In the recovery of oil from oil-bearing reservoirs, it is often possible to recover only a portion of the oil contained in the underground formation by the so-called primary recovery methods which utilize the natural forces present in the reservoir. Exceptionally poor oil recovery can be due to a number of factors including the breakthrough of an overlying gas body or an edge or bottom water to the production well by coning or channeling. This is particularly evident where reservoir heterogeneities such as fractures or high permeability streaks are selectively depleted of oil allowing the premature entry of adjacent gas or water into the production zone. In heavy oil fields, the relatively low viscosity and high mobility of a water phase allows such breakthrough even in homogeneous reservoirs by channeling or fingering of the water through the relatively immobile oil phase.
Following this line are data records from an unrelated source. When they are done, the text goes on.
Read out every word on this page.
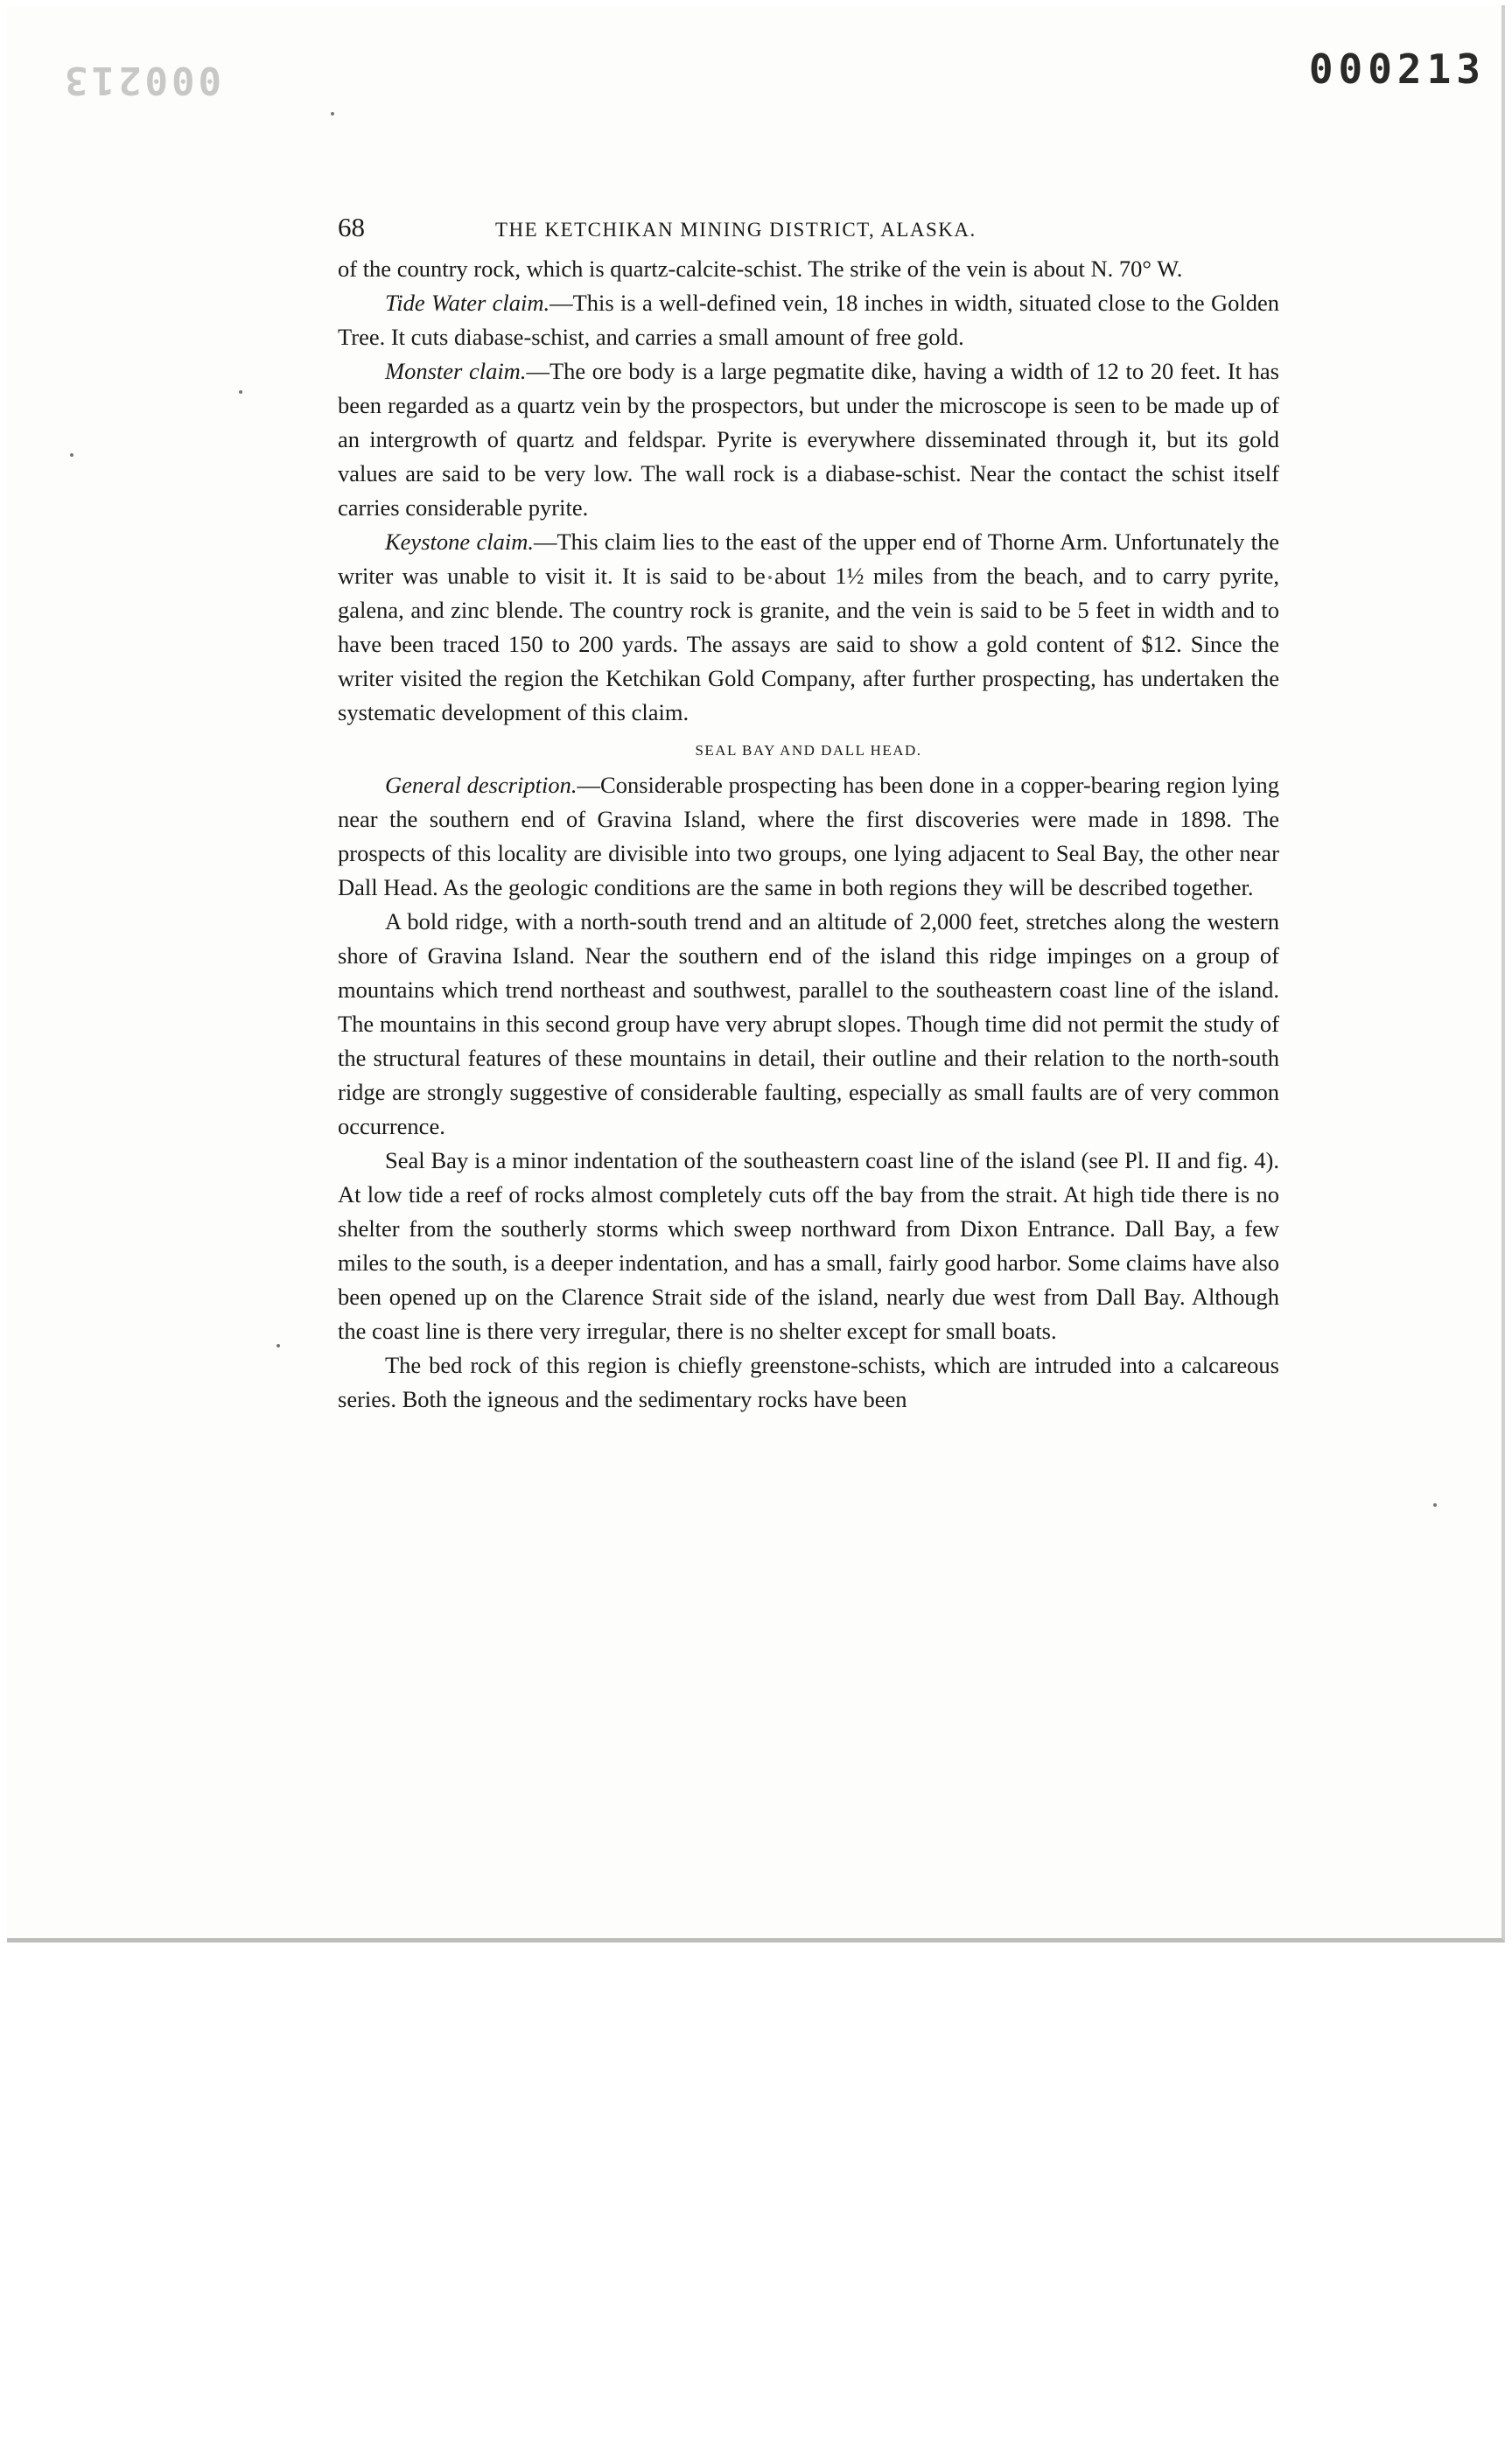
000213	000213
68	THE KETCHIKAN MINING DISTRICT, ALASKA.

of the country rock, which is quartz-calcite-schist. The strike of the vein is about N. 70° W.

Tide Water claim.—This is a well-defined vein, 18 inches in width, situated close to the Golden Tree. It cuts diabase-schist, and carries a small amount of free gold.

Monster claim.—The ore body is a large pegmatite dike, having a width of 12 to 20 feet. It has been regarded as a quartz vein by the prospectors, but under the microscope is seen to be made up of an intergrowth of quartz and feldspar. Pyrite is everywhere disseminated through it, but its gold values are said to be very low. The wall rock is a diabase-schist. Near the contact the schist itself carries considerable pyrite.

Keystone claim.—This claim lies to the east of the upper end of Thorne Arm. Unfortunately the writer was unable to visit it. It is said to be about 1½ miles from the beach, and to carry pyrite, galena, and zinc blende. The country rock is granite, and the vein is said to be 5 feet in width and to have been traced 150 to 200 yards. The assays are said to show a gold content of $12. Since the writer visited the region the Ketchikan Gold Company, after further prospecting, has undertaken the systematic development of this claim.

SEAL BAY AND DALL HEAD.

General description.—Considerable prospecting has been done in a copper-bearing region lying near the southern end of Gravina Island, where the first discoveries were made in 1898. The prospects of this locality are divisible into two groups, one lying adjacent to Seal Bay, the other near Dall Head. As the geologic conditions are the same in both regions they will be described together.

A bold ridge, with a north-south trend and an altitude of 2,000 feet, stretches along the western shore of Gravina Island. Near the southern end of the island this ridge impinges on a group of mountains which trend northeast and southwest, parallel to the southeastern coast line of the island. The mountains in this second group have very abrupt slopes. Though time did not permit the study of the structural features of these mountains in detail, their outline and their relation to the north-south ridge are strongly suggestive of considerable faulting, especially as small faults are of very common occurrence.

Seal Bay is a minor indentation of the southeastern coast line of the island (see Pl. II and fig. 4). At low tide a reef of rocks almost completely cuts off the bay from the strait. At high tide there is no shelter from the southerly storms which sweep northward from Dixon Entrance. Dall Bay, a few miles to the south, is a deeper indentation, and has a small, fairly good harbor. Some claims have also been opened up on the Clarence Strait side of the island, nearly due west from Dall Bay. Although the coast line is there very irregular, there is no shelter except for small boats.

The bed rock of this region is chiefly greenstone-schists, which are intruded into a calcareous series. Both the igneous and the sedimentary rocks have been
Once highly water permeable channels are established, heavy oil production is lost.
A variety of enhanced recovery techniques (e.g., secondary and tertiary recovery) have been employed in order to increase the recovery of oil from subterranean reservoirs. In one form of enhanced recovery of oil, a drive fluid is injected under pressure into the oil reservoir through one or more injection wells to maintain, restore or produce formation pressure. The most widely used drive fluid is water, however, more complex aqueous systems, solvents and gases are also useful as drive fluids. Steam is often employed for heavy oils. The drive fluid is frequently introduced into the oil-bearing underground formation near the bottom of the formation at or above formation pressure, to displace oil in the reservoir. As the fluid moves through the reservoir, it drives or flushes the oil through the formation. An increased oil saturation develops ahead of the moving fluid and finally reaches the production well or wells.
Generally, an oil-bearing underground formation will consist of various regions having different permeabilities. Drive fluid moving through the reservoir preferentially moves to and through regions of higher permeability, fractures and the like. Drive fluids will pass predominantly through such channels bypassing regions of lower permeability and, thus, bypass oil contained in such lower permeability regions, thus reducing the sweep efficiency of the displacing medium.
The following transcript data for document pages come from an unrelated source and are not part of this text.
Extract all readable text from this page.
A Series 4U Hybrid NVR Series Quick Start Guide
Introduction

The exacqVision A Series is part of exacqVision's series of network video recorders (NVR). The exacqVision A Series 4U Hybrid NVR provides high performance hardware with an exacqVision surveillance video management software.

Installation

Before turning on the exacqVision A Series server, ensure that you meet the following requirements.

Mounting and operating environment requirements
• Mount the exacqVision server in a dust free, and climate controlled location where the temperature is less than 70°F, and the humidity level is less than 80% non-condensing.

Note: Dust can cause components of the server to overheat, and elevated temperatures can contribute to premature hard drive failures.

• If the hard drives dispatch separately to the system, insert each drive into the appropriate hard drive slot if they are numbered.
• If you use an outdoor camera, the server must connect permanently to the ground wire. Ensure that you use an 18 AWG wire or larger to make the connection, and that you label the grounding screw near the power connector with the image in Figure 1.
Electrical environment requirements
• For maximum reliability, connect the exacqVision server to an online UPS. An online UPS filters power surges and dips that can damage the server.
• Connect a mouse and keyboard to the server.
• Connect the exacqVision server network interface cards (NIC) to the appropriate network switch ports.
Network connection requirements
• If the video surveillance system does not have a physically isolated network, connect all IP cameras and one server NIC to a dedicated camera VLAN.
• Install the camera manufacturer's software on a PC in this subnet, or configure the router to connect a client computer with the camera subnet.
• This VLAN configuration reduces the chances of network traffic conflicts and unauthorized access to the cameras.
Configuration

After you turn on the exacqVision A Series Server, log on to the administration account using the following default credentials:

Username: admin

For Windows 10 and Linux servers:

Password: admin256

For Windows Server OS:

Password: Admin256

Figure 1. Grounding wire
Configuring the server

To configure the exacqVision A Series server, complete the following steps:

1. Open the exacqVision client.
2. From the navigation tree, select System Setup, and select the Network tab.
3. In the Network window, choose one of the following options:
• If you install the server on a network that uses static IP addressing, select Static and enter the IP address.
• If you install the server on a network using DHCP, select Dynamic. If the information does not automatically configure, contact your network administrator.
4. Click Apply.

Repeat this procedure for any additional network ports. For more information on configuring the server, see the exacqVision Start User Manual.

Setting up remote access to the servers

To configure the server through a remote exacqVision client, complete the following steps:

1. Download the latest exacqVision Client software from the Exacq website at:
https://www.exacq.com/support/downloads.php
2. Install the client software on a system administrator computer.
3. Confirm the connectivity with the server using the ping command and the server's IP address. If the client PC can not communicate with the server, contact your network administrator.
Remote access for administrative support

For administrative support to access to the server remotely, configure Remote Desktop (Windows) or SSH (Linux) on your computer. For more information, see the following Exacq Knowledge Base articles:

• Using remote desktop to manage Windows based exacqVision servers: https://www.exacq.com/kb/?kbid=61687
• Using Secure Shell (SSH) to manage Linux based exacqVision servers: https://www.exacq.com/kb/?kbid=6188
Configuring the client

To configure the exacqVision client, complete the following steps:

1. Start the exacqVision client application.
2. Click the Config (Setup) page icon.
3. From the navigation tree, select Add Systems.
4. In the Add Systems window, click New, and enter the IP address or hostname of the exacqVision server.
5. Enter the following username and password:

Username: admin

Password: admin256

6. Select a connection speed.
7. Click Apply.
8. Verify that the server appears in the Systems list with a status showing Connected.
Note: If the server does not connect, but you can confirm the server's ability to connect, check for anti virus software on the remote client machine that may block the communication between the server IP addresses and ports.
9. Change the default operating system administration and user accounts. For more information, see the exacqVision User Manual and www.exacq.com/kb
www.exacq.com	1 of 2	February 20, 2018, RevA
Prior art techniques for homogenizing permeability, and thus increasing sweep efficiency, often require the injection of noxious chemicals and/or polymers.
Additionally, the problems associated with enhanced oil recovery can be particularly acute when the oil is the highly viscous, so-called “heavy oil” which exists in the Lloydminster region in Canada and in certain reservoirs located in Alaska and Venezuela. In such heavy oil reservoirs, primary recovery and conventional water flooding operations are sometimes estimated to produce as little as 4% to 8% of the oil contained in the reservoir.
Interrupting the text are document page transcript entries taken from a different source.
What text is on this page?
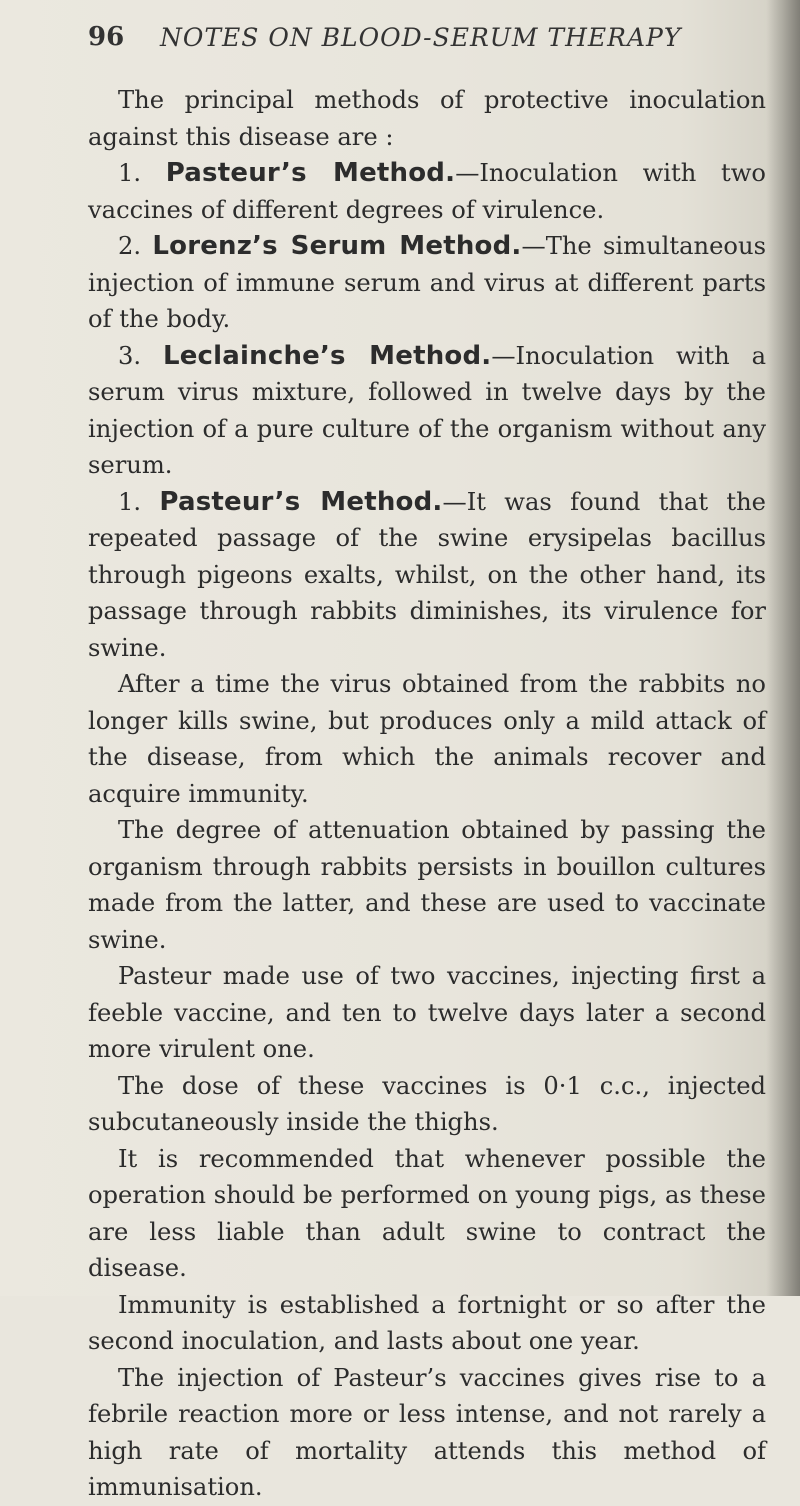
96 NOTES ON BLOOD-SERUM THERAPY

The principal methods of protective inoculation against this disease are :

1. Pasteur’s Method.—Inoculation with two vaccines of different degrees of virulence.

2. Lorenz’s Serum Method.—The simultaneous injection of immune serum and virus at different parts of the body.

3. Leclainche’s Method.—Inoculation with a serum virus mixture, followed in twelve days by the injection of a pure culture of the organism without any serum.

1. Pasteur’s Method.—It was found that the repeated passage of the swine erysipelas bacillus through pigeons exalts, whilst, on the other hand, its passage through rabbits diminishes, its virulence for swine.

After a time the virus obtained from the rabbits no longer kills swine, but produces only a mild attack of the disease, from which the animals recover and acquire immunity.

The degree of attenuation obtained by passing the organism through rabbits persists in bouillon cultures made from the latter, and these are used to vaccinate swine.

Pasteur made use of two vaccines, injecting first a feeble vaccine, and ten to twelve days later a second more virulent one.

The dose of these vaccines is 0·1 c.c., injected subcutaneously inside the thighs.

It is recommended that whenever possible the operation should be performed on young pigs, as these are less liable than adult swine to contract the disease.

Immunity is established a fortnight or so after the second inoculation, and lasts about one year.

The injection of Pasteur’s vaccines gives rise to a febrile reaction more or less intense, and not rarely a high rate of mortality attends this method of immunisation.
Moreover, while U.S. Pat. Nos. 4,460,043; 4,561,500; and 5,143,155 disclose that oil production may be enhanced through the application of a selective microbial plugging system, these microbial plugs are susceptible to damage caused by high velocity fluid flows or large pressure drops across the plug, by thermal degradation in steam drive situations and the like, and by the degradation of biological plugging materials by the indigenous microbial population. Furthermore, such plugs may not be easily removed. Once the oil in the low permeability channel is expressed, this results in increased backpressure at the injection well-head that increases the risk of permanent plugging of the local environment around injection well and unpredictable fracturing of the reservoir stratum.
Accordingly, there exists a need for improved methods of enhanced oil recovery that homogenize the reservoir permeability, which result in a significant improvement in oil recovery regardless of oil viscosity and/or characteristics (i.e., both light and heavy oil); that are not susceptible to thermal damage or break down as a result of large pressure drops across the plug; that are not susceptible to either biological or chemical degradation by the indigenous microbial population; and that reversible so as to allow for the sequential expansion of the permeability homogenizing effect out into the reservoir matrix to maintain increased sweep efficiency without risk to the reservoir integrity.